I go to Pride to celebrate the LGBT community, to make sure that we are recognised in the constant, wearing fighting against prejudice, and to support my partner in her sexual identity.

So why did I nearly not go to my local Pride march yesterday? Partly because of the politics – every Pride has problems with infighting, squabbles and Facebook flaming, it would seem, and I understand that this is pretty much a part of organising a large event. Particularly one that tries to draw together and cater for a very disparate audience. But for an event that is supposed to be about inclusivity and celebration, this conflict can easily alienate the very people the event is supposed to be for.

Partly because I don’t feel I really belong. I know transmen who stop going to Pride events because they feel they are no longer relevant to them, and whilst I don’t fully agree with that sentiment, I can see where it comes from. Larger events may be different, by my experience is that Pride focuses heavily on the L and G, the B gets very little coverage, and the T…yes, I know we’re a relatively small group, but I sometimes get the impression that organisers don’t know quite what to do with us. Or for us. Saying this, at Pride yesterday there was a screening of a fantastic short film by a local trans youth group, which was a glimmer of light in what, for me, was a day of dysphoria and isolation.

Before the march, I went round the various stalls and stands, asking some if they would mind having some of my flyers for the new FTM Norfolk group on their table. They were happy to do this, but one person representing a local trans support group did ask me what the FTM stood for. This example of glaring ignorance aside, there is SO little awareness of and support for FTM-identified people generally, and at Pride specifically, that I’m not surprised a lot of people just stay away.

So what would make Pride better, and more inclusive for transmen? A few years ago I was in the City at around about the time local elections were on, and a member of the Green Party grabbed me and asked if I’d be voting Green. I said I’d love to, but there was no Green candidate in my area, so he said “Well, why don’t YOU do it?” Well, because I’m not a politician. Similarly, I suppose rather than bemoaning the lack of support and visibility, I should get up and do something myself. But you know, it would just be nice if the only way of changing things wasn’t to have to Do It Yourself. I’m not the only ‘out’ transguy in Norfolk, though I suppose I do stick my head above the parapet a little higher than most. Even if I did have the emotional energy to take on the mammoth task of trying to right the balance in provision for transguys at things like Pride, I can’t do it on my own.
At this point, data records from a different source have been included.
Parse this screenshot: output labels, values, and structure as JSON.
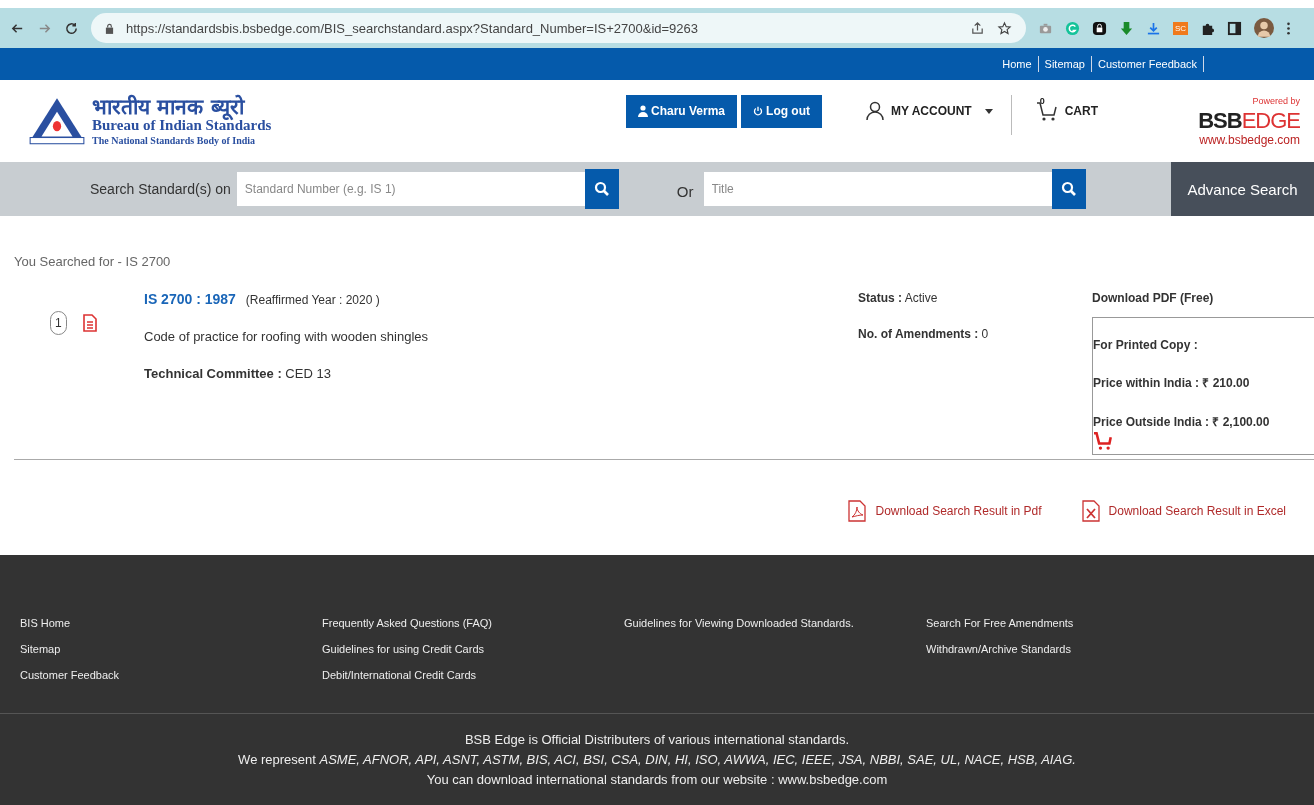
{
  "browser": {
    "url": "https://standardsbis.bsbedge.com/BIS_searchstandard.aspx?Standard_Number=IS+2700&id=9263",
    "extension_badge": "SC"
  },
  "top_links": [
    "Home",
    "Sitemap",
    "Customer Feedback"
  ],
  "logo": {
    "hindi": "भारतीय मानक ब्यूरो",
    "name": "Bureau of Indian Standards",
    "tagline": "The National Standards Body of India"
  },
  "user_buttons": [
    {
      "label": "Charu Verma",
      "kind": "user"
    },
    {
      "label": "Log out",
      "kind": "power"
    }
  ],
  "account": {
    "label": "MY ACCOUNT"
  },
  "cart": {
    "label": "CART",
    "count": "0"
  },
  "brand": {
    "powered": "Powered by",
    "name_dark": "BSB",
    "name_light": "EDGE",
    "site": "www.bsbedge.com"
  },
  "search": {
    "label": "Search Standard(s) on",
    "number_placeholder": "Standard Number (e.g. IS 1)",
    "or": "Or",
    "title_placeholder": "Title",
    "advance": "Advance Search"
  },
  "searched_for": "You Searched for - IS 2700",
  "results": [
    {
      "index": "1",
      "number": "IS 2700 : 1987",
      "reaffirmed": "(Reaffirmed Year : 2020 )",
      "title": "Code of practice for roofing with wooden shingles",
      "committee_label": "Technical Committee :",
      "committee": "CED 13",
      "status_label": "Status :",
      "status": "Active",
      "amendments_label": "No. of Amendments :",
      "amendments": "0",
      "download": "Download PDF (Free)",
      "printed": "For Printed Copy :",
      "price_in_label": "Price within India :",
      "price_in": "₹ 210.00",
      "price_out_label": "Price Outside India :",
      "price_out": "₹ 2,100.00"
    }
  ],
  "downloads": [
    {
      "label": "Download Search Result in Pdf",
      "kind": "pdf"
    },
    {
      "label": "Download Search Result in Excel",
      "kind": "excel"
    }
  ],
  "footer_columns": [
    [
      "BIS Home",
      "Sitemap",
      "Customer Feedback"
    ],
    [
      "Frequently Asked Questions (FAQ)",
      "Guidelines for using Credit Cards",
      "Debit/International Credit Cards"
    ],
    [
      "Guidelines for Viewing Downloaded Standards."
    ],
    [
      "Search For Free Amendments",
      "Withdrawn/Archive Standards"
    ]
  ],
  "bottom_lines": [
    "BSB Edge is Official Distributers of various international standards.",
    "We represent *ASME, AFNOR, API, ASNT, ASTM, BIS, ACI, BSI, CSA, DIN, HI, ISO, AWWA, IEC, IEEE, JSA, NBBI, SAE, UL, NACE, HSB, AIAG.*",
    "You can download international standards from our website : www.bsbedge.com"
  ]
}
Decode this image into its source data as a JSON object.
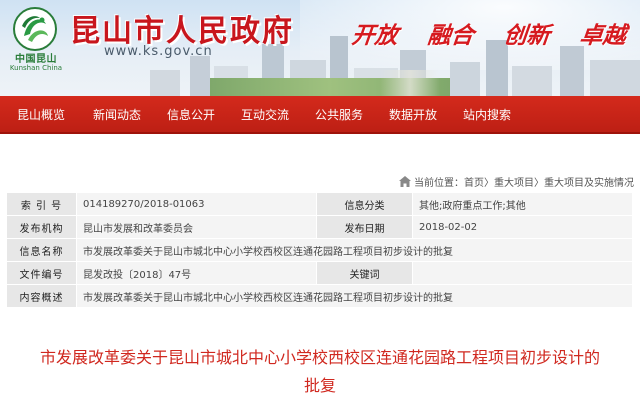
{
  "colors": {
    "brand_red": "#c8161d",
    "nav_red": "#c92317",
    "logo_green": "#2a7d3a",
    "label_bg": "#e7e7e7",
    "value_bg": "#f4f4f4",
    "article_title": "#d0281f"
  },
  "header": {
    "logo_icon": "kunshan-logo-icon",
    "logo_cn": "中国昆山",
    "logo_en": "Kunshan China",
    "site_title": "昆山市人民政府",
    "site_url": "www.ks.gov.cn",
    "slogans": [
      "开放",
      "融合",
      "创新",
      "卓越"
    ]
  },
  "nav": {
    "items": [
      "昆山概览",
      "新闻动态",
      "信息公开",
      "互动交流",
      "公共服务",
      "数据开放",
      "站内搜索"
    ]
  },
  "breadcrumb": {
    "icon": "home-icon",
    "prefix": "当前位置：",
    "items": [
      "首页",
      "重大项目",
      "重大项目及实施情况"
    ],
    "separator": "〉"
  },
  "info": {
    "index_label": "索 引 号",
    "index_value": "014189270/2018-01063",
    "category_label": "信息分类",
    "category_value": "其他;政府重点工作;其他",
    "org_label": "发布机构",
    "org_value": "昆山市发展和改革委员会",
    "date_label": "发布日期",
    "date_value": "2018-02-02",
    "name_label": "信息名称",
    "name_value": "市发展改革委关于昆山市城北中心小学校西校区连通花园路工程项目初步设计的批复",
    "doc_label": "文件编号",
    "doc_value": "昆发改投〔2018〕47号",
    "keyword_label": "关键词",
    "keyword_value": "",
    "summary_label": "内容概述",
    "summary_value": "市发展改革委关于昆山市城北中心小学校西校区连通花园路工程项目初步设计的批复"
  },
  "article": {
    "title_line1": "市发展改革委关于昆山市城北中心小学校西校区连通花园路工程项目初步设计的",
    "title_line2": "批复"
  }
}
So where are the transmen? The problem here, of course, is that a lot of transguys are stealth (not ‘out’), and yesterday I could have walked past hoards of transmen, and never known. We are not a very visible group, which is great in many ways, but it can mean that as a group we are not catered for at LGBT events, and even if someone wants to cater for us, we’re often not around to be consulted.

From my point of view, setting up FTM Norfolk, I KNOW that there are more FTM-identified people out there than the ones I know personally, and the 5 of us that I knew about at Pride yesterday. Short of approaching anyone who looked like they *might* be a transguy and getting my nose broken (don’t worry – I’m not that stupid…) there’s not a lot I can do. That makes me feel very lonely at an event like Pride – far from the Proud T in LGBT, and closer to feeling like an oddball at someone else’s party.